DNA tweezer-assembled, regenerated nanosensor for one-step and sustainable detection of viral RNA and Hg2+

Abstract

Transcription-polymerase chain reaction (RT-qPCR) is the golden standard to detect viral RNA. However, it suffers from several inherent defects such as high false-negative rates, time-consuming and expensive. To exploit better analytical methods for future global pandemics, it is vital to develop rapid, sustainable, and environmentally-friendly sensing methods. Here, a one-step, regenerated nanosensor assembled by DNA tweezers is developed for rapid and sustainable detection of viral RNA. Severe acute respiratory syndrome coronavirus 2 (SARS-CoV-2) RNA is selected as model analyte. The DNA tweezer is designed with a central strand and two arm strands containing overhangs complementary to SARS-CoV-2 RNA. The SARS-CoV-2 RNA hybridizes with the two arm overhangs and strains the DNA tweezer to closed conformation, resulting in the close proximity of the donor and acceptor fluorophores. With the addition of an anti-strand complementary to the SARS-CoV-2 RNA, the closed DNA tweezer is relaxed to open conformation through a strand displacement process, leading to the separation of the dual fluorophores.

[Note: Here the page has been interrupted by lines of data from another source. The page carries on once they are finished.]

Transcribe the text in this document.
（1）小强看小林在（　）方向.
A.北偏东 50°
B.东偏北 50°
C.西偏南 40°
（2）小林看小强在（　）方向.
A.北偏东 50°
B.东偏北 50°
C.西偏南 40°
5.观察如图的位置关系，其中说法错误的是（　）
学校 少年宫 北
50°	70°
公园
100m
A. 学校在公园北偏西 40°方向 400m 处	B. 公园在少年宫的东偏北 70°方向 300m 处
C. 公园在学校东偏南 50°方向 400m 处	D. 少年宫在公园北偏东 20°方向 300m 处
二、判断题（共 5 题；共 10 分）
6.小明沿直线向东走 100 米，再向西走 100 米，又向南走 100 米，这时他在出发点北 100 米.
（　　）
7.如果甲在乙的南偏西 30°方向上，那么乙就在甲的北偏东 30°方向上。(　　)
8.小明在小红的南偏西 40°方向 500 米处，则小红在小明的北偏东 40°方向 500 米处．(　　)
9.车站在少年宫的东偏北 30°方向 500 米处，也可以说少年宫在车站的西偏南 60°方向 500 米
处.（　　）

Thus, the DNA tweezer is revived for fresh SARS-CoV-2 RNA. The proposed nanosensor can be regenerated for three cycles with the same performance. Moreover, the viral RNA can be detected within 30 min with a detection limit of 0.04 nM. By altering the sequences of the DNA tweezer, rapid, sensitive, and sustainable detection of Hg2+ is achieved. The proposed nanosensor provides a novel approach for rapid, flexible, and sustainable detection of viral RNA and Hg2+, exhibiting great potential for routine preliminary coronavirus disease tests, epidemic control, and environmental monitoring.